On average, you’re out of business

Walk through most shopping malls today and much of what you’ll encounter looks pretty similar. Average products for average people. Undifferentiated sale banners screaming at us from storefront windows. Copy cat promotional signs atop virtually identical racks. A sea of sameness.

Go online and not much is different. Navigation and shopping carts across most websites feel quite familiar. Take the logo off the site and you’d be hard-pressed to identify the brand. In our quest to improve conversion and cart abandonment rates we most often choose what we know works–the “best in breed.”

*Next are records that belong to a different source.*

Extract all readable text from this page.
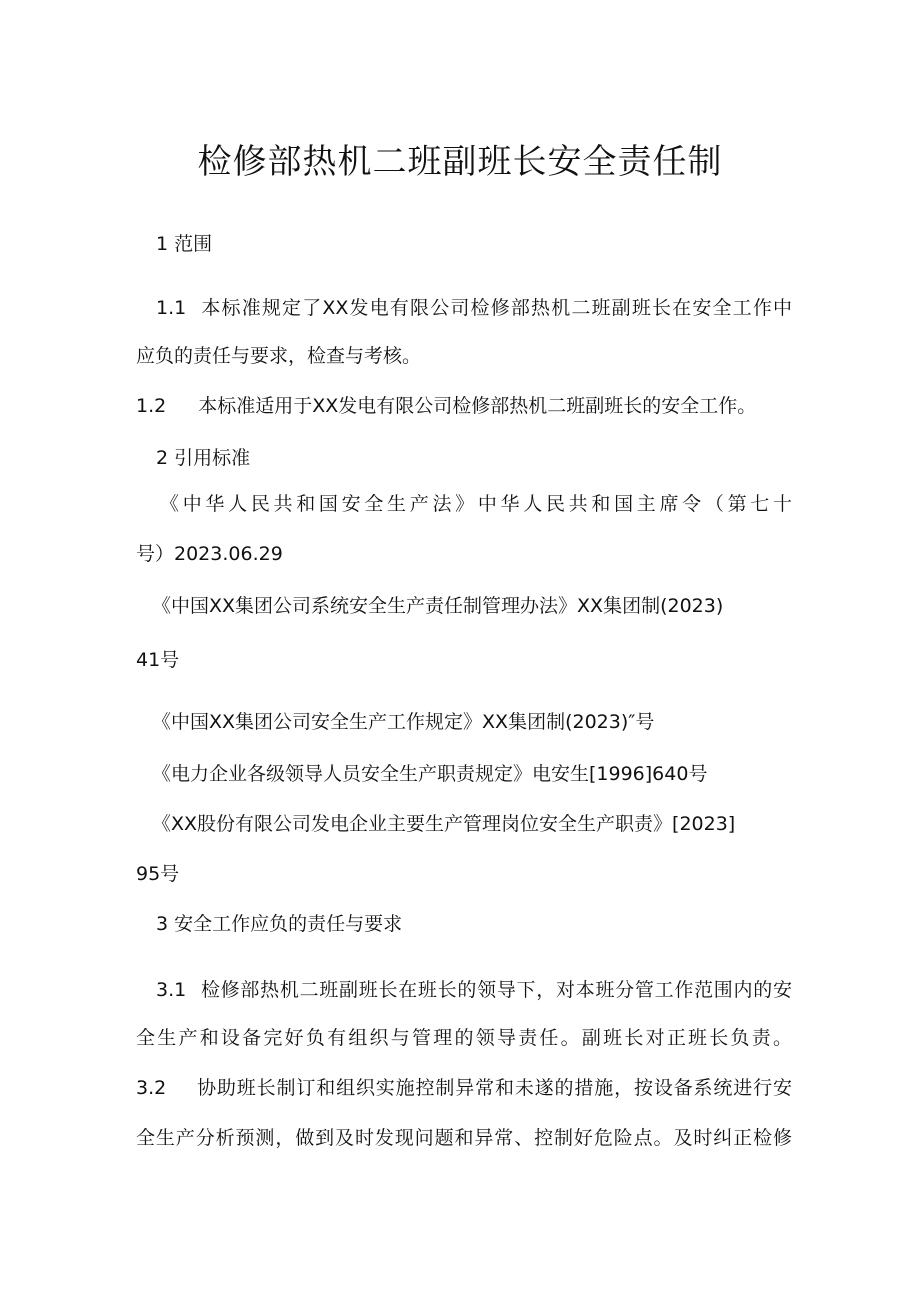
检修部热机二班副班长安全责任制
1 范围
1.1 本标准规定了XX发电有限公司检修部热机二班副班长在安全工作中
应负的责任与要求，检查与考核。
1.2 本标准适用于XX发电有限公司检修部热机二班副班长的安全工作。
2 引用标准
《中华人民共和国安全生产法》中华人民共和国主席令（第七十
号）2023.06.29
《中国XX集团公司系统安全生产责任制管理办法》XX集团制(2023)
41号
《中国XX集团公司安全生产工作规定》XX集团制(2023)″号
《电力企业各级领导人员安全生产职责规定》电安生[1996]640号
《XX股份有限公司发电企业主要生产管理岗位安全生产职责》[2023]
95号
3 安全工作应负的责任与要求
3.1 检修部热机二班副班长在班长的领导下，对本班分管工作范围内的安
全生产和设备完好负有组织与管理的领导责任。副班长对正班长负责。
3.2 协助班长制订和组织实施控制异常和未遂的措施，按设备系统进行安
全生产分析预测，做到及时发现问题和异常、控制好危险点。及时纠正检修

Our physical and virtual mailboxes are chock-a-block with one-size-fits-all marketing messages employing tried and true, but mostly tired, techniques. And much of it touts discount, not relevance.

When we’re afraid to take risks, when we seek efficient rather than remarkable, when we mostly mimic known best practices, our tendency is to regress toward the mean. And slowly but surely, we shave off the interesting and polish the customer experience until it feels safe, but is often utterly boring.

When scarcity of choice and access existed–and brands were in control–it wasn’t terribly difficult to get away with being average.

But as the power continues to shift to the consumer, as she has an endless aisle of choices and access to almost anything imaginable 24/7, average is no longer safe. In fact, it’s precisely the opposite.

Imitation may be flattering, but in the battle for the share of attention that ultimately drives long-term success, well, not so much.

One thought on “On average, you’re out of business

  1. Reblogged this on Shopper Boffin's Site and commented:
    Excellent article after we’ve seen Sainbury’s results today following Tesco’s dismal performance over the last months. More evidence that the one size fits all model is pushing up the daisies. A win for the shopper who is now clearly in the driving seat determining when, where and how they shop.